Mi vecina continuaba extasiada. No sabía si contarle mi gran descubrimiento sobre la historia de Roma, o simplemente preguntarle si prefería el verano. Decidí callarme.

Siempre hay alguien que acaba con tus dudas en un vagón de tren de media distancia. Se llamaba Juan, no paró de hablar por teléfono durante un buen rato. Estaba en los asientos de al lado. Gracias a él, supimos lo difícil que está el mercado de la carne, las trampas de algunos engordando animales a la fuerza para que pesen más y otras cuestiones de la industria cárnica que mejor no mencionar. Él, sin duda, era un hombre honesto. Me contuve, para no entrar en semejante conversación. La miré a ella como diciéndole: hay que ver lo que tenemos que aguantar. No dijo ni sí, ni no. Parecía que estaba de acuerdo con el tipo. Ese gesto, aunque no lo sepa, nos distanció.

El de las carnes, pasó a informarnos de la inauguración de "Un club con carnes frescas" procedentes de diversos países. Él se mostró muy multicultural y putero. Por supuesto, invitó a su interlocutor a cerrar allí el negocio de no sé cuántas toneladas de ternera, rabos de canguros, que no de toros, y otras partes de los inocentes animales. Como la dama solo tenía ojos para mirar por la ventanilla, me atreví a elevar la voz para decirle al animal vendedor de animales muertos que me daba vergüenza escucharle: por favor, váyase fuera del vagón, le dije. No me hizo caso, aunque bajó el tono, pero me quedé sin conocer el resto de la conversación.

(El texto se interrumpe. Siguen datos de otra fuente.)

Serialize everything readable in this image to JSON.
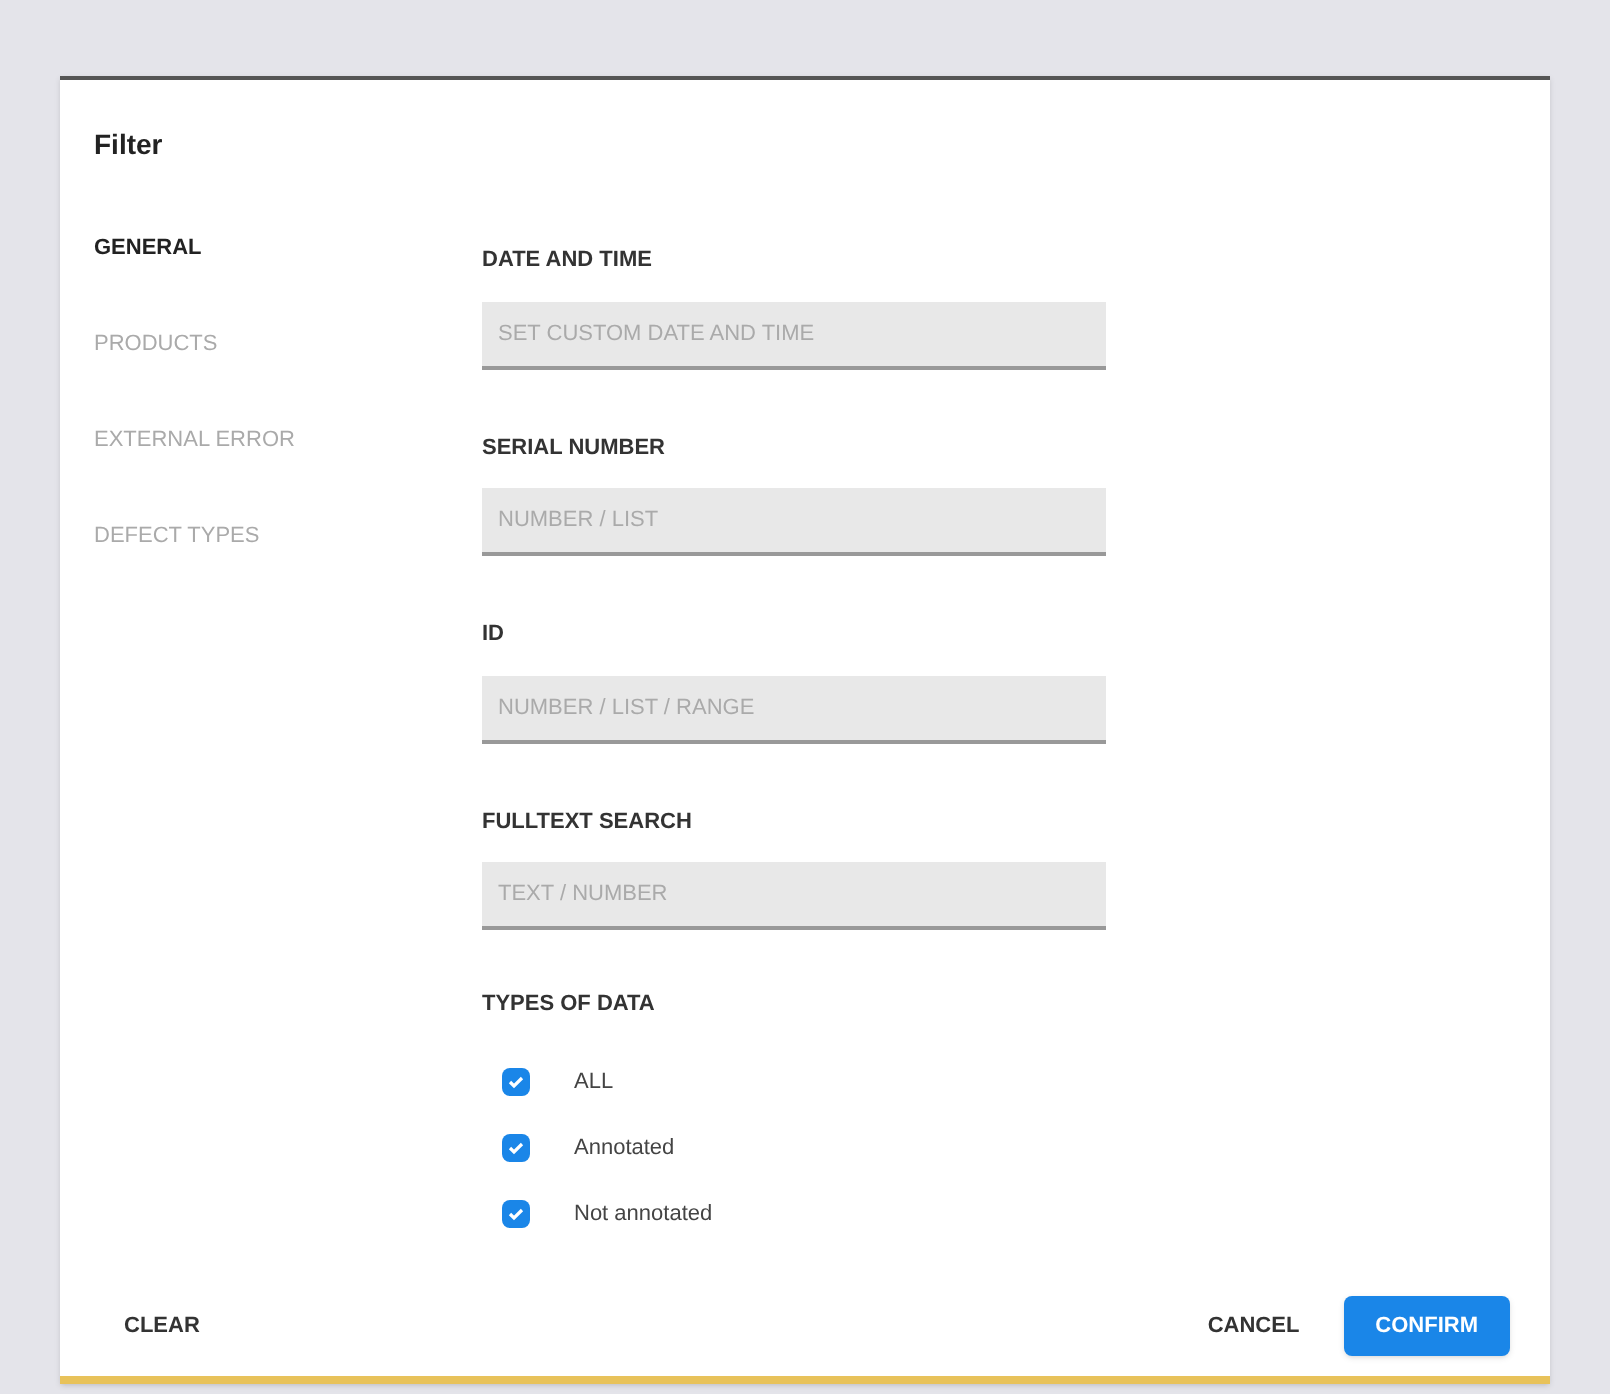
{
  "dialog": {
    "title": "Filter"
  },
  "sidebar": {
    "items": [
      {
        "label": "GENERAL",
        "selected": true
      },
      {
        "label": "PRODUCTS",
        "selected": false
      },
      {
        "label": "EXTERNAL ERROR",
        "selected": false
      },
      {
        "label": "DEFECT TYPES",
        "selected": false
      }
    ]
  },
  "fields": [
    {
      "label": "DATE AND TIME",
      "placeholder": "SET CUSTOM DATE AND TIME"
    },
    {
      "label": "SERIAL NUMBER",
      "placeholder": "NUMBER / LIST"
    },
    {
      "label": "ID",
      "placeholder": "NUMBER / LIST / RANGE"
    },
    {
      "label": "FULLTEXT SEARCH",
      "placeholder": "TEXT / NUMBER"
    }
  ],
  "types_of_data": {
    "label": "TYPES OF DATA",
    "options": [
      {
        "label": "ALL",
        "checked": true
      },
      {
        "label": "Annotated",
        "checked": true
      },
      {
        "label": "Not annotated",
        "checked": true
      }
    ]
  },
  "buttons": [
    {
      "label": "CLEAR",
      "kind": "text"
    },
    {
      "label": "CANCEL",
      "kind": "text"
    },
    {
      "label": "CONFIRM",
      "kind": "primary"
    }
  ]
}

Entre la ética y la curiosidad, elegí la primera.

Esperaba que la vecina de asiento hiciera algún tipo de comentario. Silencio. Permanecía sonriente, moviendo ahora la cabeza hacia el animal, hacia mí. Pensé que padecía una sordera dolorosa, pero sus movimientos corporales desmentían mi suposición. Ya me daba igual, el viaje estaba terminando. Pensé en los problemas de incomunicación de la especie humana. Fue entonces cuando recordé el comentario de una amiga: "Pepe, convéncete: hay personas que no tienen nada que decir…". Tal vez sea lo mejor.